Treize ans après la sortie de Clichés d’amour, un disque de reprises de standards anglo-saxons des années 1940 et 1950, Christophe revient à la musique en 1996 avec Bevilacqua, considéré comme son album le plus personnel: "Tu vois, cet album tombe à un moment où j'ai envie de refaire de la scène et il me ressemble. C'est mon vécu, mes couilles, la première fois qu'un mec me pousse à écrire", annonce-t-il à l’époque de sa sortie dans les colonnes de Libération. Cet album audacieux, conçu chez lui, montre que Christophe a su se renouveler, mais il ne remporte pas le succès escompté.

"Je suis un chineur, un clodo de luxe"

Alors qu’il ne fait plus de concerts depuis 1975, Christophe accepte de remonter sur scène à l’occasion de la sortie de Comm’si la terre penchait, qui rencontre un important succès. En 2002, il donne une série de concerts mémorables à l’Olympia. Sa carrière est relancée. Depuis son appartement du boulevard du Montparnasse, où il s’installe à cette époque, il met en place un studio d’enregistrement où il passe ses nuits à la recherche du son parfait. 

Souvent réduit à un chanteur pour midinette, Christophe s’est toujours montré attentif à l’évolution de la technologie, rappelait-il au Figaro en 2013: "Lorsqu'on sait la maîtriser et s'adapter à ses avancées, on peut enfin, comme un peintre, connaître plusieurs périodes. C’est la chose dont je suis le plus fier lorsque je regarde ma route: ma musique a toujours évolué. Ces albums que j'aime, Les Mots bleus, Le Beau bizarre, Les Paradis perdus, ils sont différents les uns des autres, mais intéressants, non?" 
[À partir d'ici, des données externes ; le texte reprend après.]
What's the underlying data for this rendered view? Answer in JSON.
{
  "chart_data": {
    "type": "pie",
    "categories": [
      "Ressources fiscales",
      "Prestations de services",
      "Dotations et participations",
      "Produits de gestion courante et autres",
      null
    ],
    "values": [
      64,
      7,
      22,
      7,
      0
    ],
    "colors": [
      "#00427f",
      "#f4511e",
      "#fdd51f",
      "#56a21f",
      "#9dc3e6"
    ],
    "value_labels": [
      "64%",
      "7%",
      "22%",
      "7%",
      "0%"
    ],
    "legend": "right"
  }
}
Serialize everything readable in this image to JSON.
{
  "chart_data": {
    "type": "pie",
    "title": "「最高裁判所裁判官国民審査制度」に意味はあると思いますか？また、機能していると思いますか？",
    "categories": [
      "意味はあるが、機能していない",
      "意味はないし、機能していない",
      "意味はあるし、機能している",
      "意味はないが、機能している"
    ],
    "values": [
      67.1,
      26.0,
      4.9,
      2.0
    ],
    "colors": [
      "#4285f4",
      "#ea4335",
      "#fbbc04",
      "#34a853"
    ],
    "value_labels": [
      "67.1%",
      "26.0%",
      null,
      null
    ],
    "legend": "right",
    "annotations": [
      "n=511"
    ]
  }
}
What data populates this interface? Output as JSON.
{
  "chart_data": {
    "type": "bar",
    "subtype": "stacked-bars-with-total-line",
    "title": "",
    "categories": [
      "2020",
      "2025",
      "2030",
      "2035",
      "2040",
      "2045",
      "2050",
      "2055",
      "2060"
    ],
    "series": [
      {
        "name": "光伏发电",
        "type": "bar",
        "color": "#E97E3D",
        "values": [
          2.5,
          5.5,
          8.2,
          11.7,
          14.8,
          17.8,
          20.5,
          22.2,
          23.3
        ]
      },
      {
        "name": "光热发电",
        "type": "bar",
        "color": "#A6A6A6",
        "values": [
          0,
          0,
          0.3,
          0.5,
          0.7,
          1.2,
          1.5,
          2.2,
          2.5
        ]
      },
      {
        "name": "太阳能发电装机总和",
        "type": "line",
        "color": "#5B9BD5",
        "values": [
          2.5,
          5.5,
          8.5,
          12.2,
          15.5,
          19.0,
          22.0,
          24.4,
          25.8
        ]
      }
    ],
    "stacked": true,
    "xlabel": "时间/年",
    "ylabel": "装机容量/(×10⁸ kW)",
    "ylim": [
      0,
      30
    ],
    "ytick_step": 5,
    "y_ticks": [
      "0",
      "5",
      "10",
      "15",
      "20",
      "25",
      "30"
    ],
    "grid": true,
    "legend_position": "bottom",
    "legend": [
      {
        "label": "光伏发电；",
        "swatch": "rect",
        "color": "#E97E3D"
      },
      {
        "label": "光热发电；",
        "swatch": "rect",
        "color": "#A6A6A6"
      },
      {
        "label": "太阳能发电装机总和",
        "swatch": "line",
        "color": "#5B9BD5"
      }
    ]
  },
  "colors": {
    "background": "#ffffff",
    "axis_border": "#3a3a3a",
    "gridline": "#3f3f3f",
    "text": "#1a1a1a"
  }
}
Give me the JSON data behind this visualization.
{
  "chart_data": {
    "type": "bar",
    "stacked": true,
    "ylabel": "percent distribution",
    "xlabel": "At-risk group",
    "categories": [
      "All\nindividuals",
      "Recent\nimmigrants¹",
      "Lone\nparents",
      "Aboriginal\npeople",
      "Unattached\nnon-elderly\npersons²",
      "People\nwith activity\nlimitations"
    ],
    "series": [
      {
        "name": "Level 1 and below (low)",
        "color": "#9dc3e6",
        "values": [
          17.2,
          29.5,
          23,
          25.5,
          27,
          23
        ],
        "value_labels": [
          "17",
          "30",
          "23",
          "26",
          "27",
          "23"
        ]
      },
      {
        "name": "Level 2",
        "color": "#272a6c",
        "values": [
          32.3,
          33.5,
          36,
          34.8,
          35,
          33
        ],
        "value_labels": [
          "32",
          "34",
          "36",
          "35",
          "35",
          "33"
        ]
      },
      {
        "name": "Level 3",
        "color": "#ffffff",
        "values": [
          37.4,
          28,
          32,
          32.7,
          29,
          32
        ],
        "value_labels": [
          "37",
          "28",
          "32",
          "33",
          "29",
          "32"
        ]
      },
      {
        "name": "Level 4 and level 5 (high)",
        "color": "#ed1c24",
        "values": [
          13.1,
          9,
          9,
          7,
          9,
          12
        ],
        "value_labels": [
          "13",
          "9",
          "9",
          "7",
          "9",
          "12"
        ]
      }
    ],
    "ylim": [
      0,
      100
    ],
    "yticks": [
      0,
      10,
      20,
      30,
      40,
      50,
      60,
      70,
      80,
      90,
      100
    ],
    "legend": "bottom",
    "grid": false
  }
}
Christophe, qui se définit ainsi plus comme un producteur que comme un chanteur, indiquait aux Inrocks: "Je dis toujours que je n’enregistre pas d’albums puisque je suis en constante création sonore. Je passe mes nuits à expérimenter le son, pas à me sentir chanteur. Je suis un producteur qui vit enfermé devant ses machines."

Les années 2000 et 2010 dévoilent un Christophe acteur dans Quand j’étais chanteur (2006) de Xavier Giannoli et Jeanne (2019) de Bruno Dumont, dont il a par ailleurs signé la musique. Il a mené cette carrière en contrebande, apparaissant également dans les courts métrages Juke-Box (2013) Le Quepa sur la Vilni! (2013), et restait modeste: "Je ne suis pas comédien", disait-il dans Le Monde en 2014. "Je suis un chineur, un clodo de luxe."

Eternel optimiste, il n’avait pas de regret au terme de cette vie qui aura fait de lui une des légendes de la musique française, avait-il résumé dans Les Inrocks: ": "J’ai vécu quelque chose d’inexplicable. Plus j’avance dans les années, moins j’ai de regrets. Je n’ai pas la nostalgie du temps qui passe."